For many Francophones outside of Quebec and English-speaking minorities within Quebec, this is a daily reality. Despite Canada’s commitments to bilingualism and official language rights, notably the recent developments to the federal Official Languages Act, only a fraction of these populations can readily access care in their preferred language. The invisible language gap in Canada’s health workforce is exacerbated by an invisible data gap; federal legislation does not seem to trickle down to regional regulatory authorities: the bodies that oversee licensing of health practitioners.
Overview of Study Results
In 2024–25 we underwent a research project examining linguistic data collection across seven of Canada's regulated health professions, through regional regulatory authorities. This was a follow-up to a study in 2017, and the comparison from both studies revealed a troubling pattern. In 2024-25 while 51.8% of regulatory authorities now collect linguistic information on health professionals, only 25.3% make that data publicly available. Without public access, these data cannot support system planning, workforce forecasting, or equity-focused policy development, leaving the communities most needing language-concordant care underserved.
The core problem: no consistent legislative requirement exists. As a result, collection remains patchy and inconsistent across professions and jurisdictions, while many regulators cite privacy legislation as a barrier, often misinterpreting rules that do not explicitly prohibit such collection.
Why Accessible Data Matters?
Publicly accessible linguistic data is not a technical detail; it is the difference between guessing and guaranteeing that French- and English-speaking minorities can actually receive care in their language. Without clear information on who offers services in which language, health systems cannot plan where to recruit and where to train or fund bilingual positions, leaving minority communities to navigate care through chance, personal networks, or trial and error.
When linguistic data stay locked inside regulatory databases, or are collected with vague, inconsistent questions, patients cannot reliably use them to find language concordant practitioners, and policymakers cannot see where rights promised in law are failing in practice. Transparent, standardized and accessible data is therefore not just an equity tool; it is an accountability mechanism that allows communities, advocates, and researchers to hold authorities to their commitments to prioritise public interest.

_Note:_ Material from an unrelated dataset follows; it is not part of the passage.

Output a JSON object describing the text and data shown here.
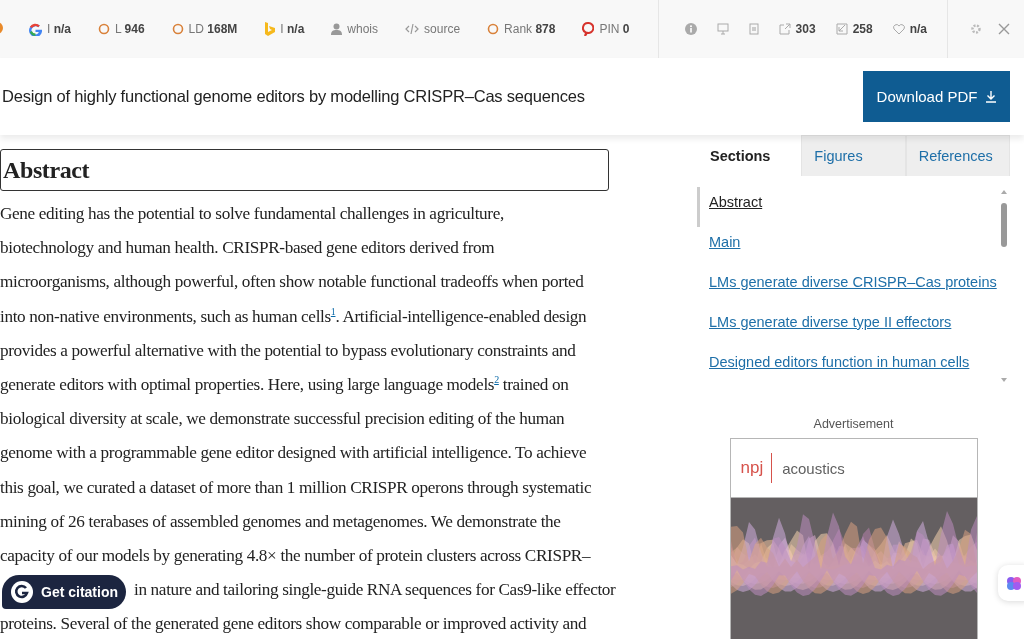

Data gaps/ lack of accessibility
Data gaps and lack of accessibility sit at the heart of the problem. Across provinces and professions, there is no consistent requirement to collect linguistic data, and even when regulators do capture information, they use different questions, categories, and definitions, making it difficult to compare or aggregate. Words matter: asking whether a practitioner "can" speak French is not the same as asking whether they "currently offer services in French," and those nuances directly shape what we think the system can deliver.
A Foundation for Change
The path forward requires three coordinated shifts: 1) standardized linguistic indicators that capture actual service delivery, ideally beyond self-reported ability, 2) legislative clarity mandating collection for public dissemination, and 3) data accessibility that enables researchers, planners, and policymakers to align workforce capacity with community need.
Ultimately, equitable access to healthcare starts with equitable access to data supporting that care. Ontario's inclusion of linguistic data in its health workforce minimum data standard demonstrates what is possible: more systematic collection, better data quality, enabling greater public accessibility. Nationally, the Canadian Institute of Health Information has included linguistic ability in their 2022 data standard. Société Santé en français and the Canadian Health Workforce Network are advancing work on integrating linguistic data through data standards through research, advocacy, and data development.
Without knowing where linguistic gaps exist, we cannot design systems that truly serve all Canadians. The data to fix this already exists in provincial registries; we need only the mandate, infrastructure, and political will to use it.